As at 9.01 am, the Straits Times Index (STI) dipped 5.92 points or 0.2 per cent to 3,448.55. Across the broader market, losers outnumbered gainers 62 to 30, after 32.4 million securities worth S$21.1 million changed hands.
Foundation and geotechnical engineering specialist CSC was the most actively traded counter by volume. The counter climbed S$0.002 or 28.6 per cent to S$0.009 after 9.6 million shares changed hands.
Other actively traded names included Singapore-based investment holding company Advanced Systems Automation, which rose S$0.006 or 30 per cent to S$0.026. Singapore-based entertainment group MM2 Asia gained S$0.002 or 12.5 per cent to S$0.018.
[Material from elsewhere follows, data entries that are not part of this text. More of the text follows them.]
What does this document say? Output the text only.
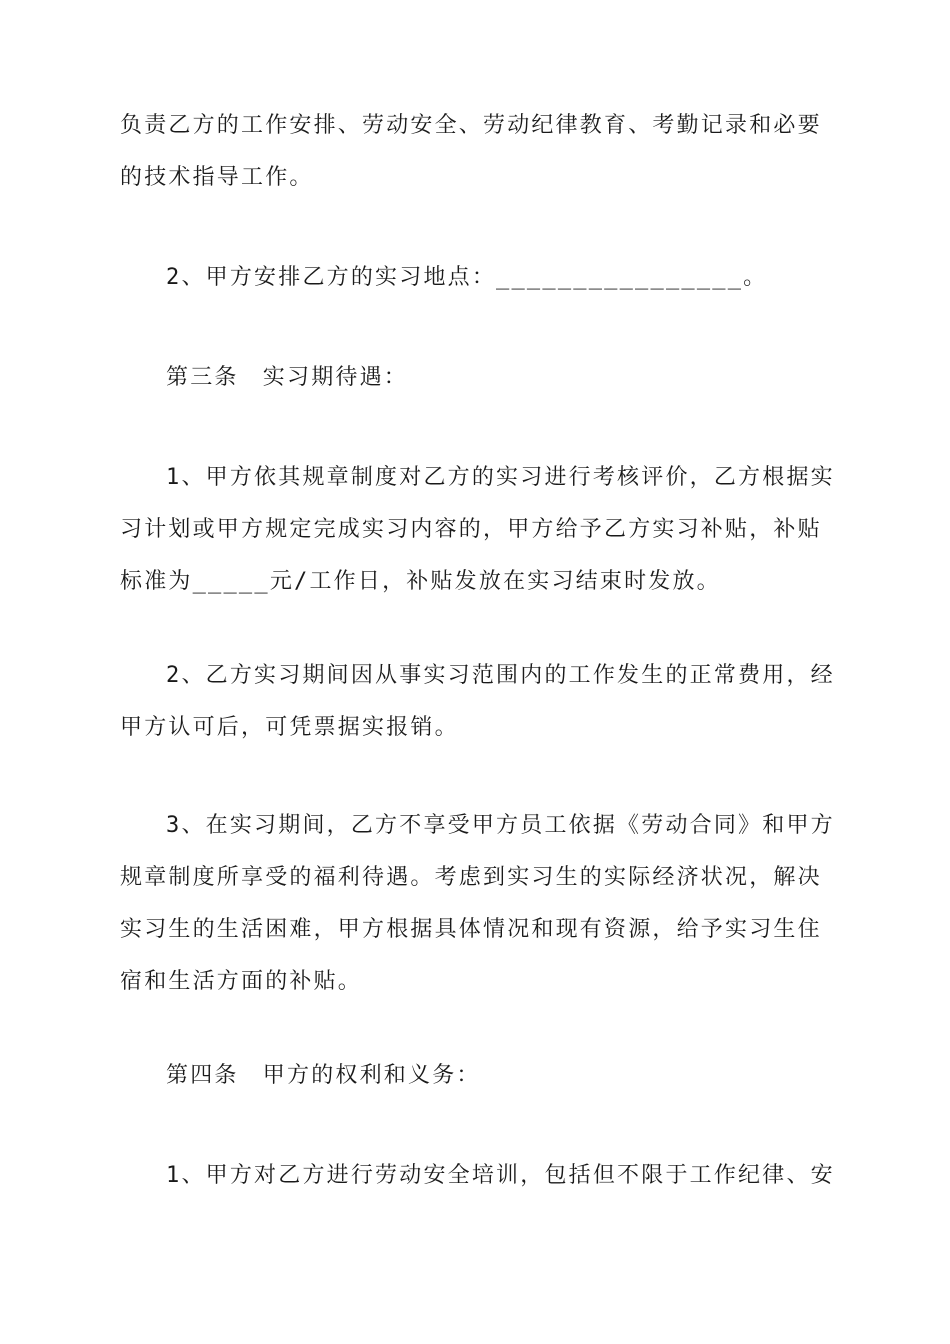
负责乙方的工作安排、劳动安全、劳动纪律教育、考勤记录和必要
的技术指导工作。

2、甲方安排乙方的实习地点：________________。

第三条　实习期待遇：

1、甲方依其规章制度对乙方的实习进行考核评价，乙方根据实
习计划或甲方规定完成实习内容的，甲方给予乙方实习补贴，补贴
标准为_____元/工作日，补贴发放在实习结束时发放。

2、乙方实习期间因从事实习范围内的工作发生的正常费用，经
甲方认可后，可凭票据实报销。

3、在实习期间，乙方不享受甲方员工依据《劳动合同》和甲方
规章制度所享受的福利待遇。考虑到实习生的实际经济状况，解决
实习生的生活困难，甲方根据具体情况和现有资源，给予实习生住
宿和生活方面的补贴。

第四条　甲方的权利和义务：

1、甲方对乙方进行劳动安全培训，包括但不限于工作纪律、安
Banking stocks were trading mixed at the open. DBS climbed S$0.02 or 0.1 per cent to S$36.55; OCBC shed S$0.10 or 0.7 per cent to S$14.53, and UOB was down S$0.03 or 0.1 per cent at S$31.43.
Wall Street stocks ended Friday lower as lacklustre US jobs growth signalled a slowing economy.
The Dow Jones Industrial Average finished down 1 per cent at 40,345.41, while the broad-based S&P 500 fell 1.7 per cent to 5,408.42. The tech-rich Nasdaq Composite Index tumbled 2.6 per cent to 16,690.83.
In Europe, shares fell for a fifth straight session on Friday after a widely anticipated US jobs report offered mixed signals on the size of a potential Federal Reserve rate cut later this month. The pan-European Stoxx 600 index dipped 1 per cent to 506.56.